One of the rare points of agreement between Republicans and Democrats is the need to fix the nation’s roads, bridges and power grid. But how to pay for it?

Beth Osborne, a senior policy adviser with the think tank Transportation for America, led NPF Paul Miller fellows though a description of the nation’s infrastructure woes, from the safety of roads to the cost of expanding or fixing them.

She also discussed the plans of Donald Trump to boost infrastructure spending though tax credits and other public-private partnerships. How those partnerships might work is uncertain, and Congress has its own wish-list for transportation spending.

Osborne is a former official with the U.S. Department of Transportation and said the U.S. needs to reassess how it awards road money to state and local governments. Right now, too much spending is dedicated to building roads that might reduce rush-hour congestion – but sit empty other times of the day.
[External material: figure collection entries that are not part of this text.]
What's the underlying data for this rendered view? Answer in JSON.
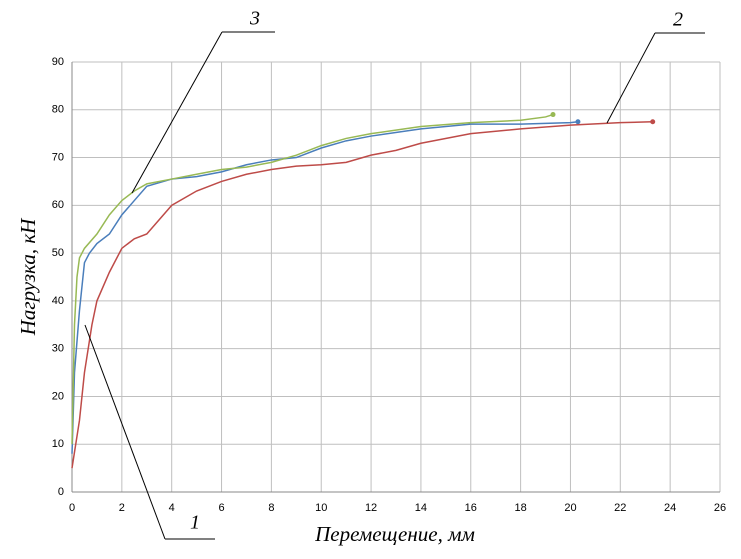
{
  "chart_data": {
    "type": "line",
    "x_label": "Перемещение, мм",
    "y_label": "Нагрузка, кН",
    "xlim": [
      0,
      26
    ],
    "ylim": [
      0,
      90
    ],
    "xticks": [
      0,
      2,
      4,
      6,
      8,
      10,
      12,
      14,
      16,
      18,
      20,
      22,
      24,
      26
    ],
    "yticks": [
      0,
      10,
      20,
      30,
      40,
      50,
      60,
      70,
      80,
      90
    ],
    "grid": true,
    "series": [
      {
        "name": "1",
        "color": "#4a7ebb",
        "x": [
          0,
          0.1,
          0.3,
          0.5,
          0.7,
          1,
          1.5,
          2,
          2.5,
          3,
          4,
          5,
          6,
          7,
          8,
          9,
          10,
          11,
          12,
          14,
          16,
          18,
          20,
          20.3
        ],
        "values": [
          8,
          25,
          38,
          48,
          50,
          52,
          54,
          58,
          61,
          64,
          65.5,
          66,
          67,
          68.5,
          69.5,
          70,
          72,
          73.5,
          74.5,
          76,
          77,
          77,
          77.3,
          77.5
        ]
      },
      {
        "name": "2",
        "color": "#be4b48",
        "x": [
          0,
          0.3,
          0.5,
          0.8,
          1,
          1.5,
          2,
          2.5,
          3,
          4,
          5,
          6,
          7,
          8,
          9,
          10,
          11,
          12,
          13,
          14,
          16,
          18,
          20,
          22,
          23.3
        ],
        "values": [
          5,
          15,
          25,
          35,
          40,
          46,
          51,
          53,
          54,
          60,
          63,
          65,
          66.5,
          67.5,
          68.2,
          68.5,
          69,
          70.5,
          71.5,
          73,
          75,
          76,
          76.8,
          77.3,
          77.5
        ]
      },
      {
        "name": "3",
        "color": "#98b954",
        "x": [
          0,
          0.1,
          0.2,
          0.3,
          0.5,
          1,
          1.5,
          2,
          2.5,
          3,
          4,
          5,
          6,
          7,
          8,
          9,
          10,
          11,
          12,
          14,
          16,
          18,
          19,
          19.3
        ],
        "values": [
          10,
          35,
          45,
          49,
          51,
          54,
          58,
          61,
          63,
          64.5,
          65.5,
          66.5,
          67.5,
          68,
          69,
          70.5,
          72.5,
          74,
          75,
          76.5,
          77.3,
          77.8,
          78.5,
          79
        ]
      }
    ]
  }
}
Meanwhile, mass transit programs languish, she said.

In addition to several federal resources, Osborne pointed reporters to work by her organization that documents substandard bridges around the country, and a report card done by the American Society of Civil Engineers that gives details down to the state level on bridges, roads, ports and other elements of the nation’s infrastructure.

And she pointed reporters to one of the best assessments of the interplay between politics and infrastructure: author Robert A. Caro’s “The Power Broker.” It details the life of urban planner Robert Moses, who helped build the modern New York metropolitan area.